The AFL trade period continues to grow every year. The growth comes by way of players moving, draft picks moving and an increasing media coverage of what is considered a key off season event.
Even with all that coverage though, stories remain untold. Here are seven of them.
1. Geelong’s dangerous path
For the past three seasons Geelong have spoken about the state of their list and the imbalance that existed .
Geelong’s dynasty was built around a veteran core, leaving the next generation of Cats missing in action.
Work has been done over the past three seasons to compliment the two players considered at the peak of their footballing careers in Tom Hawkins and Joel Selwood. That was particularly noticeable this year with four players being brought to the club in that considered prime footballing age of 23-28.
Yet the great irony is to make this happen, they have taken themselves out of this draft. They are precariously placed to being underrepresented in the next one too.
Getting a player of Patrick Dangerfield’s quality to the club seems beneficial in the short term, but the real questions for Geelong is how they avoid a repeat of lessons past to keep a balanced list.
It doesn’t mean much now, but in 2021 and 2022 Geelong may be looking at their list and wondering how they ended up with this empty space in a key age demographic.

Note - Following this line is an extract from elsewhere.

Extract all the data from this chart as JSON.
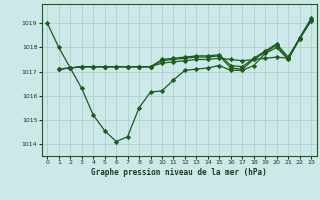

Also while on Geelong, take a real good look at the ins and outs. They may be veterans but losing Steve Johnson, James Kelly, Matthew Stokes and Jared Rivers all mean finding regulars to be replaced.
So far 12 players have gone out, with only four upgrades coming in and no pick in the top 65 to really compliment the loss in depth. There will be an interesting few seasons coming up for Geelong.

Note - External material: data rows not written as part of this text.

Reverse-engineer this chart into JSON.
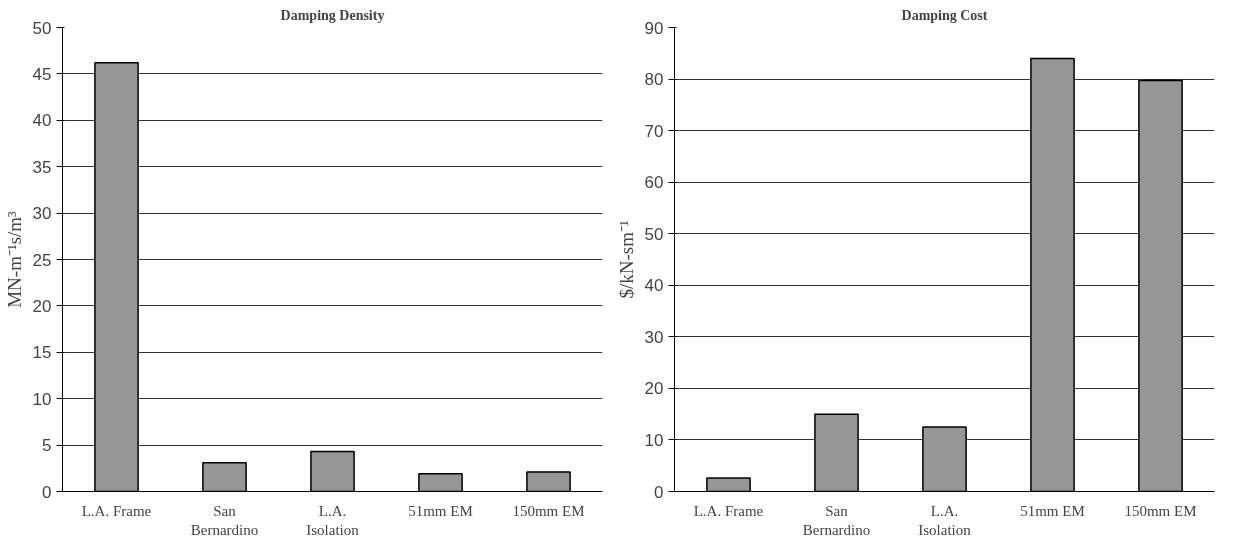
{
  "chart_data": [
    {
      "type": "bar",
      "title": "Damping Density",
      "ylabel": "MN-m⁻¹s/m³",
      "categories": [
        "L.A. Frame",
        "San\nBernardino",
        "L.A.\nIsolation",
        "51mm EM",
        "150mm EM"
      ],
      "values": [
        46.2,
        3.1,
        4.3,
        1.9,
        2.1
      ],
      "color": "#969696",
      "ylim": [
        0,
        50
      ],
      "yticks": [
        0,
        5,
        10,
        15,
        20,
        25,
        30,
        35,
        40,
        45,
        50
      ],
      "grid": "y"
    },
    {
      "type": "bar",
      "title": "Damping Cost",
      "ylabel": "$/kN-sm⁻¹",
      "categories": [
        "L.A. Frame",
        "San\nBernardino",
        "L.A.\nIsolation",
        "51mm EM",
        "150mm EM"
      ],
      "values": [
        2.6,
        15.0,
        12.5,
        84.0,
        79.7
      ],
      "color": "#969696",
      "ylim": [
        0,
        90
      ],
      "yticks": [
        0,
        10,
        20,
        30,
        40,
        50,
        60,
        70,
        80,
        90
      ],
      "grid": "y"
    }
  ]
}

2. Carlton won’t be judged by this trade period
The Blues are probably the most polarising club from the trade period.
Really though, it is all about the draft for Carlton and to get too bogged down in who came in and who went out at the club is redundant.
With picks 1, 8, 11 and 19, you get the feeling that new Carlton coach Brendan Bolton is going to hope his club can nail a draft like his former club did back in 2004.

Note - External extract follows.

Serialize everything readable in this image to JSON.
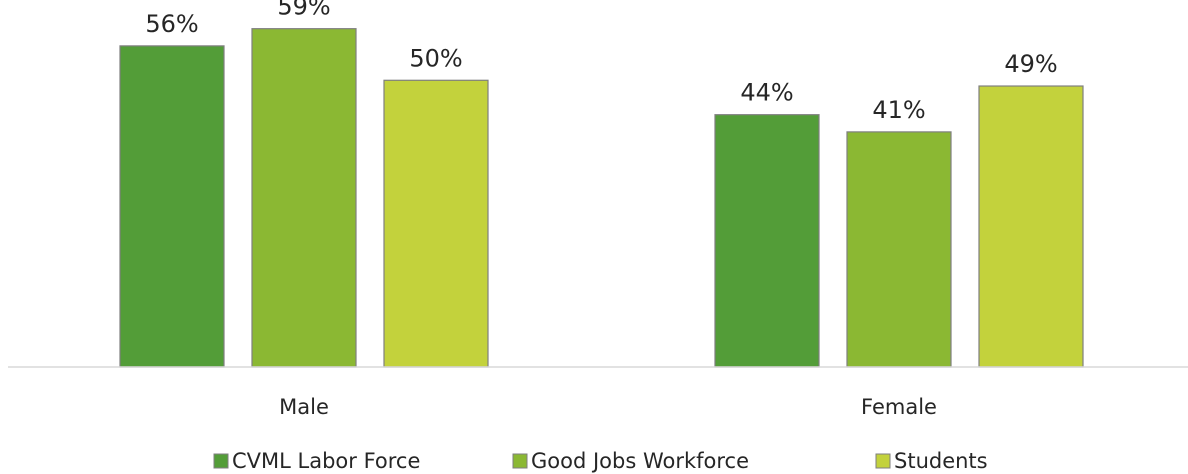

Hawthorn’s decade of success has deep roots in the 2004 and 2001 draft classes, with the quartet of Jarryd Roughead, Lance Franklin, Jordan Lewis and Tom Murphy from 2004 crucial across their four recent premiership wins. It was key position players that made the difference for Hawthorn on that occasion and with Jacob Weitering a lock at pick one and Aaron Francis and Sam Weideman potentially to be available with pick 8; this is where Carlton’s hopes lie.
It is a unique list that Carlton will likely have going into 2016 and could very well be a list that shocks people.
3. Fremantle’s attempts for Cam McCarthy were laughable
It was a factor that wasn’t really considered a the time, but when GWS caved on former number one pick Tom Boyd it sent a nasty message out that contracts didn’t matter to this club.
It was a dangerous precedent to send to trade out a highly regarded young prospect who still had years to run and therefore it wasn’t a surprise that Fremantle went after Cam McCarthy.
But what was apparent this year is that GWS were not going to fall for the same mistake.
Fremantle should have recognised the history and backed off earlier than they did. Instead they gave false hope to their fans for a week and a half and were left with nothing to sell when there was no contingency plan in place.
This year West Coast and North Melbourne both recognised that they would need to overpay to get the rights to Jack Redden and Jed Anderson.
4. Craving draft picks is like an addiction
Gold Coast and GWS were offered the most generous package of draft picks at their inception. It therefore can only be assumed that once you have a taste for accumulating draft picks it is hard to say no.
While the need for picks to access academy players likely played some role, it cannot be a coincidence that both Gold Coast and GWS are continuing to be teams that treat picks so highly.
Go back to their first seasons and the thought of Zac Smith, Harley Bennell, Charlie Dixon, Tom Bugg and Adam Treloar being traded was inconceivable, the assumption always was that the talent would stay and the depth would go deep.
5. Hawthorn’s dodged bullet
A week ago Hawthorn appeared the shock front runner to acquire the services of Jake Carlisle. Imagine now if Carlisle had agreed and Essendon and Hawthorn had completed a deal last weekend before St Kilda found a way to work Essendon’s desired asset of pick 5.
6. Where the activity came from
For the most part it was top eight teams that were quiet, making the odd targeted deal but the real wheeling and dealing came from teams outside the eight.
Geelong, Collingwood, Melbourne, Gold Coast and GWS seemed to be involved in every second deal in a clear message that they are keen to make a move towards finals in 2016.
7. Eleven days is the perfect window
They have experimented with shorter trade period windows and longer trade period windows, but the revision over the past few seasons to arrive at the current format is perfect.
There was enough action over the first week to keep the average fan involved and enough speculation to keep the footy tragic guessing.
It has taken some time to perfect, but the grand final comedown, into the draft combine, into trade period, into the fixture release and finally into the draft now seamlessly allows the AFL to dominate media coverage all the way through October and November.